There is little difference between the term psychopath and sociopath, both however, are under the umbrella of anti-social personality disorder. Psychopathy is a more common, modern term whereas sociopathy is a 1930s term originally created to emphasize the social transgressions symptomatic of the disorder.
Although it is still unclear as to why, most psychopaths are men. Overwhelmingly.
In the few studies that have been conducted with the very few female psychopaths available, it’s known that they are just as dangerous as their male psychos. However, it’s possible there are less females with psychopathy because their behavior is being misdiagnosed and mistaken as other mental illnesses.
Yawns are contagious but not for a psychopath. According to a 2015 study, research shows that psychopaths are less likely to yawn even if in the presence of someone yawning or watching a video of someone yawning.
Don't get us wrong though: the question of why we yawn is still a fascinating mystery.

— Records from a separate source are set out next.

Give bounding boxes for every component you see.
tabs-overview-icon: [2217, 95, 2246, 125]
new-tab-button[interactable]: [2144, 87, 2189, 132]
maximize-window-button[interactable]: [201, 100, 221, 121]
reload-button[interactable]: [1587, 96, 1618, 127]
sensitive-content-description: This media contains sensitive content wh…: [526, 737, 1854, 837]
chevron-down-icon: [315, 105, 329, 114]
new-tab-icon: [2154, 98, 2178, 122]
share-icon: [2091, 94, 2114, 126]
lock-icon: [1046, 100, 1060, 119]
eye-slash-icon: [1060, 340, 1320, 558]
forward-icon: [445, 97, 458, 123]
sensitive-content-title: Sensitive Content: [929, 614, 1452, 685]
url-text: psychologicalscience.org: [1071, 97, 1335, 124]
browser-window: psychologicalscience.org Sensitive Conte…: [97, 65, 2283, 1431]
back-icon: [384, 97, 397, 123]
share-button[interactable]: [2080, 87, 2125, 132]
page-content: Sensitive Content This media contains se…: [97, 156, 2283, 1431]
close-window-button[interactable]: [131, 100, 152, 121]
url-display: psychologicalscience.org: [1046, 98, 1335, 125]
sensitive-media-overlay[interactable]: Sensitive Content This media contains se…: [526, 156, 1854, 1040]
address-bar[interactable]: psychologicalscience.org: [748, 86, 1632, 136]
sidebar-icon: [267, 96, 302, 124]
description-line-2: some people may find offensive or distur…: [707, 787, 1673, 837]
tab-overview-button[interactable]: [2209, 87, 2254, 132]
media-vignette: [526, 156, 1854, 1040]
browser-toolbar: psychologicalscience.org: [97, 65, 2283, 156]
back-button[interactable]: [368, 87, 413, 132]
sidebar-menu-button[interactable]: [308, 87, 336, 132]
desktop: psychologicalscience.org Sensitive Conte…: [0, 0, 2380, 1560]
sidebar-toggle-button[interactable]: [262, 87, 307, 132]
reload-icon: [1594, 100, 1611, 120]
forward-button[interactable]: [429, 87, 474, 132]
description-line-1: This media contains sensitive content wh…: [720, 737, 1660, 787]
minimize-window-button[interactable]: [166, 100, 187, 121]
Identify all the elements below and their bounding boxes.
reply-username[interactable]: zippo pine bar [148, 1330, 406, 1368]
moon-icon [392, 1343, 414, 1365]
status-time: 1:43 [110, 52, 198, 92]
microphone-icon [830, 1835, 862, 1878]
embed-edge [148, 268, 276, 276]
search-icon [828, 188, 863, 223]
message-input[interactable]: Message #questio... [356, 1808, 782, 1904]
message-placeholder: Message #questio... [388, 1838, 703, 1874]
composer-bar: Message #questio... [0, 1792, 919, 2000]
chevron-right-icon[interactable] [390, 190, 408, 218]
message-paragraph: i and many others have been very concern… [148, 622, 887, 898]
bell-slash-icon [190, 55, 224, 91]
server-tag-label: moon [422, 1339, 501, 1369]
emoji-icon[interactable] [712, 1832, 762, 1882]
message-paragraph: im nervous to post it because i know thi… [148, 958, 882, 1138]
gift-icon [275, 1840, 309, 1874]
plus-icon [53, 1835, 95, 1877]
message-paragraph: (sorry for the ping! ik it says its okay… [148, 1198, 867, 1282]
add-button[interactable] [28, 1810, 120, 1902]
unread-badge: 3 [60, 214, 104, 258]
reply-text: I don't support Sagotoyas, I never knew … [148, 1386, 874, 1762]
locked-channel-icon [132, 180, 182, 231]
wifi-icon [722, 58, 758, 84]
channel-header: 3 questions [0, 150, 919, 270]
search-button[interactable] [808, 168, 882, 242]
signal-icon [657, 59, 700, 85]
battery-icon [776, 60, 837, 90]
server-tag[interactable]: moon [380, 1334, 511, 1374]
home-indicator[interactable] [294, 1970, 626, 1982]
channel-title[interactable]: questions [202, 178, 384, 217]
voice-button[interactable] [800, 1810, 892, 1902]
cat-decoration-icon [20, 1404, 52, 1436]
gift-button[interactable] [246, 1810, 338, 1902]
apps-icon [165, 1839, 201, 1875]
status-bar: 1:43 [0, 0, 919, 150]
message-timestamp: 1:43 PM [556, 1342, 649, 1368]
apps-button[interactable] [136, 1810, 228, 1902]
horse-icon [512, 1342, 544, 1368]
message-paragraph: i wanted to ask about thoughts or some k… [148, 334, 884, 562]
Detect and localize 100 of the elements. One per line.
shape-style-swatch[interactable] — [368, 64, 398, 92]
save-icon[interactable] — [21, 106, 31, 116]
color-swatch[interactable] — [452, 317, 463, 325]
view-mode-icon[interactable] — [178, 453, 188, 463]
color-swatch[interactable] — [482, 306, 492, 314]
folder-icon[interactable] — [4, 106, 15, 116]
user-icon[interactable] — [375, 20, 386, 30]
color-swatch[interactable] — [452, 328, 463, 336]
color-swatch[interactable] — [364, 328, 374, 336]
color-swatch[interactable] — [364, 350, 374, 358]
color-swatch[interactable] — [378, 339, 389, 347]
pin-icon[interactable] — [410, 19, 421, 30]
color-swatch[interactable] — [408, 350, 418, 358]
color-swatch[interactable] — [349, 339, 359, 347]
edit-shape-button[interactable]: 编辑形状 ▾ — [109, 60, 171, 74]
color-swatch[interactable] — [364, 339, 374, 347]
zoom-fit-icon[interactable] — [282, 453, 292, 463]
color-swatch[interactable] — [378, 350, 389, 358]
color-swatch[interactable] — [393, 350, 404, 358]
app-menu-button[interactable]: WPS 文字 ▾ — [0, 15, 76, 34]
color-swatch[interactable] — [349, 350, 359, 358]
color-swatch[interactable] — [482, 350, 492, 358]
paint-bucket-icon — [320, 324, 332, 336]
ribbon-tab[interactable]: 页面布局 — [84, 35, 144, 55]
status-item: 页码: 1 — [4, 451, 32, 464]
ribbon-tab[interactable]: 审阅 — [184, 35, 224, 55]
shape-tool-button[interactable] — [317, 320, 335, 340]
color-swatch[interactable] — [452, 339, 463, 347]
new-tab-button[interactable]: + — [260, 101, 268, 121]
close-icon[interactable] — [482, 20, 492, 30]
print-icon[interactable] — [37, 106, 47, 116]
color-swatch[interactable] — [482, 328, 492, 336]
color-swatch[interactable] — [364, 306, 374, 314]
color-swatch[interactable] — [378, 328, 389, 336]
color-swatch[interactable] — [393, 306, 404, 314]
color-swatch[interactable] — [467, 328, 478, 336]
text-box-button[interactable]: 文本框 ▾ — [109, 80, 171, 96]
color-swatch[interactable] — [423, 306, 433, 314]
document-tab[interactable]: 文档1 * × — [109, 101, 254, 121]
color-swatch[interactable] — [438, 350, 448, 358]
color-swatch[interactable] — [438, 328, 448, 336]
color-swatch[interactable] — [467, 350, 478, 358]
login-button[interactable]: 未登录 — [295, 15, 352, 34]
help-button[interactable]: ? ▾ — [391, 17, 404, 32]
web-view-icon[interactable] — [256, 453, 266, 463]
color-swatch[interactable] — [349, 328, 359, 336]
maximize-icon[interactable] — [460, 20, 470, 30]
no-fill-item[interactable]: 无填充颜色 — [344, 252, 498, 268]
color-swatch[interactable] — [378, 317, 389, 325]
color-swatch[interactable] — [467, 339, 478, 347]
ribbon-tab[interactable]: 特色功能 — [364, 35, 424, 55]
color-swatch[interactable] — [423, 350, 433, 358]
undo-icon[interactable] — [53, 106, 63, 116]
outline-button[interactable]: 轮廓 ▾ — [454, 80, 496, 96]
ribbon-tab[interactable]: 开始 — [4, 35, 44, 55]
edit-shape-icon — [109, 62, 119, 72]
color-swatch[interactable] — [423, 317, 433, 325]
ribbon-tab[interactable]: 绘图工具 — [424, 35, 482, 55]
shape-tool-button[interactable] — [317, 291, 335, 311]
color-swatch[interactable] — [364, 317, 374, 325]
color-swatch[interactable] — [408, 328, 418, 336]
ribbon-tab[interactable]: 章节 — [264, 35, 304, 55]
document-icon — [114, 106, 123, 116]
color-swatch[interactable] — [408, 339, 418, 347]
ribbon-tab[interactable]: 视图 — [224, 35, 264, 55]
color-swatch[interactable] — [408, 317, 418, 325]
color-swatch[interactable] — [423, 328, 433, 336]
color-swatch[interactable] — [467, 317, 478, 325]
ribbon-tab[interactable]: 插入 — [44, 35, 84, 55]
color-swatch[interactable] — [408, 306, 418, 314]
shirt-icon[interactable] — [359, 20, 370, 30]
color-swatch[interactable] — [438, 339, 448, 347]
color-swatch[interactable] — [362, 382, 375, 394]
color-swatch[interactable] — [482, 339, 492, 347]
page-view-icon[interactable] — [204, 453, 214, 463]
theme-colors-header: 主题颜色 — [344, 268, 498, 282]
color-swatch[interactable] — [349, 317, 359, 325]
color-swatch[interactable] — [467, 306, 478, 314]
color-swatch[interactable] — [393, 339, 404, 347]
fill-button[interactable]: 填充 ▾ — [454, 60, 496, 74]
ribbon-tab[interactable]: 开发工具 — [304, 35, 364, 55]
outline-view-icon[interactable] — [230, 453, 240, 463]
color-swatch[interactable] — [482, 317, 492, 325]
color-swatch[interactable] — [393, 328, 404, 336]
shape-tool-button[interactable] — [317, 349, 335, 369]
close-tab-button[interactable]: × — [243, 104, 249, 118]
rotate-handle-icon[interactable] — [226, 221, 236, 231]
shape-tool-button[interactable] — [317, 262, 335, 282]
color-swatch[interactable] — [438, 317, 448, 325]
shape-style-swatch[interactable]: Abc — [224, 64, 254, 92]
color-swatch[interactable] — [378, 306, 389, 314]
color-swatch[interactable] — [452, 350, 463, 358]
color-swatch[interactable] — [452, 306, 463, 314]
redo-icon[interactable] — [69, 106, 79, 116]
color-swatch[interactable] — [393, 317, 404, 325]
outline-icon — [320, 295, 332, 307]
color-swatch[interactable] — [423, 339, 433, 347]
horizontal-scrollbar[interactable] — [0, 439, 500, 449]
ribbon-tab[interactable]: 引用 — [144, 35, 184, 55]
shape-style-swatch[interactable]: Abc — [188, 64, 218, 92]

The idea of “contagious yawning” is related to empathy. It’s the same as being more susceptible to laughter when someone else is laughing, or feeling sad when someone is crying. Even dogs will yawn if their owner or someone they are emotionally bonded to yawns. Unlike a psychopath, whose empathy is stunted, this wouldn’t necessarily be the case.
Western culture harbors more psychopaths than in eastern Asia, and there are a couple of hypotheses as to why. Perhaps the West rewards psychopathic behavior more (military, business, etc.) making it more likely to spread the genes. Furthermore, people with psychopathic tendencies could stick out more in the West due to less emphasis on tradition in society, and looser social classes.
Some warning signs in a young child who might have a propensity for being psychopathic include not showing signs of guilt after misbehaving or bullying, pathological lying, behavior that doesn’t change after punishment, and harm to animals, among others.
When trying to determine if a child will have psychopathic tendencies or become one, you can spot it early—just when a child’s personality is developing. At 2-years-old, parents will be able to pick up on it, and by 3, others will be able to tell.
When analyzing the conversations of imprisoned psychopaths, there were a few telling signs. These incarcerated psychopaths showed their detachment by speaking of their crimes in the past tense much more than the non-psychopaths. Typically, most prisoners divulged more about their personal relationships with families and religious beliefs, as opposed to the psychopaths, who exhibited more attachment to tangible, base needs like food, drink and money.
Those who have the Dark Triad personality traits (narcissism, Machiavellianism, and psychopathy) are clinically shown to be better at making themselves appear more attractive using clothing, makeup, and hairstyles.
This can be a calculated move for a psychopath who wants to gain someone’s trust, in what is known as “the halo effect.” People naturally assume that if someone is prettier or more handsome, then they are kinder, or more wholesome. So, by grooming, psychopaths will attempt to embody these traits which they might otherwise have trouble expressing.
The jury is out—women truly are attracted to a dark and handsome man because they want to find a mate. It is these men with the brooding and dangerous look (not a dangerous way of life, necessarily) that signify to women, on a primal level, they are mentally strong, physically attractive and confident. These happen to be the exact same as the traits of the Dark Triad—Machiavellianism, narcissism, and psychopathy.